Le considerazioni di Alessandro su Whatsapp inducono ottimismo: lui grazie a questa esperienza dice di aver preso le distanze dal suo rancore, se mi guardo dentro provo qualcosa di simile: ho detto a mio padre “io sono altro” e lui mi ha abbracciato. E gli altri soci di questo novello Circolo di privilegiati? Penso a loro e mi torna in mente Marco Polo e le parole che ha usato per concludere la storia. Sono sempre le stesse: cercare e saper riconoscere chi e cosa, in mezzo all’inferno, inferno non è, e farlo durare, e dargli spazio Ora le leggo in un modo diverso.
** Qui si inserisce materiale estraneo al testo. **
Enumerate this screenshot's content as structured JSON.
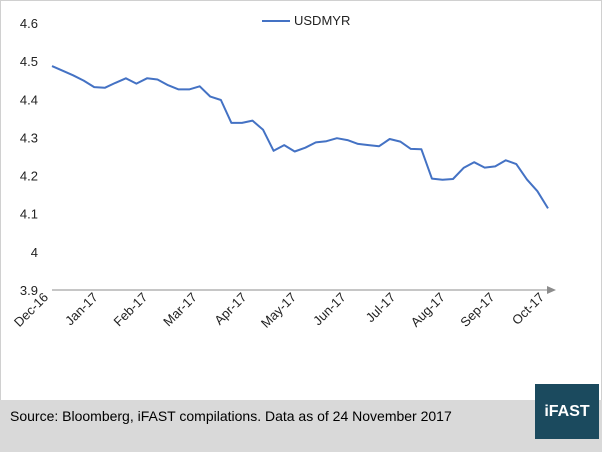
{
  "chart_data": {
    "type": "line",
    "title": "",
    "xlabel": "",
    "ylabel": "",
    "ylim": [
      3.9,
      4.6
    ],
    "y_ticks": [
      "3.9",
      "4",
      "4.1",
      "4.2",
      "4.3",
      "4.4",
      "4.5",
      "4.6"
    ],
    "x_ticks": [
      "Dec-16",
      "Jan-17",
      "Feb-17",
      "Mar-17",
      "Apr-17",
      "May-17",
      "Jun-17",
      "Jul-17",
      "Aug-17",
      "Sep-17",
      "Oct-17"
    ],
    "legend_position": "top-center",
    "grid": false,
    "series": [
      {
        "name": "USDMYR",
        "color": "#4472c4",
        "values": [
          4.487,
          4.475,
          4.463,
          4.449,
          4.432,
          4.43,
          4.443,
          4.455,
          4.441,
          4.455,
          4.452,
          4.437,
          4.426,
          4.426,
          4.434,
          4.407,
          4.398,
          4.338,
          4.338,
          4.344,
          4.32,
          4.265,
          4.28,
          4.263,
          4.273,
          4.287,
          4.29,
          4.298,
          4.293,
          4.283,
          4.28,
          4.277,
          4.296,
          4.289,
          4.27,
          4.269,
          4.192,
          4.189,
          4.191,
          4.22,
          4.235,
          4.221,
          4.224,
          4.24,
          4.23,
          4.19,
          4.159,
          4.114
        ]
      }
    ]
  },
  "footer": {
    "source": "Source: Bloomberg, iFAST compilations. Data as of 24 November 2017",
    "logo": "iFAST"
  }
}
Polo/Calvino scriveva di Inferno, l’ha nominato due volte per farmelo notare ma prima non capivo, non volevo capire – la comodità delle poltrone in platea è irresistibile – e saltavo a quel “dargli spazio” che tanto gratifica il mio Ego visto che nel Circolo hanno imbarcato anche me. Ma ora so che esiste l’Inferno grazie ai sensi di chi l’ha raccontato per me. A me. Grazie a Mori so che lui, Laura, Maresa, Wandi e tutti quelli che si sono scontrati con la crudele durezza della vita mi guarderanno con la compassione che proprio Mori mi ha riservato, facendomifinalmente sentire ciò che sono: un pivello che lotta con i suoi fantasmi.
Perché siamo fatti così: se viviamo in Paradiso ci mettiamo a cercare la Mela Proibita, e proprio per venir scacciati dal luogo che sulla carta vorremmo abitare in eterno. Un film del cineclub? No, la Realtà. E voglio bene a chi me l’ha fatto capire, spero tanto che sia servito a quegli occhi, quella bocca, quel cervello quanto è servito al mio cuore. Il cuore… Tutto torna, era lui la causa di quel bisogno di abbracciare gli altri 21 sconosciuti della prima sera, quella di Giovedì scorso. Il resto è alchimia del Teatro, una scienza che tale non è anche se ti fa sentire in cima al mondo quando ti regala l’illusione di vedere in un modo nuovo ciò che ti sta intorno.
Vorrei trovare le parole per dirlo ma non le ho, so solo che si tratta di un processo, un viaggio, un Come. Come la vita.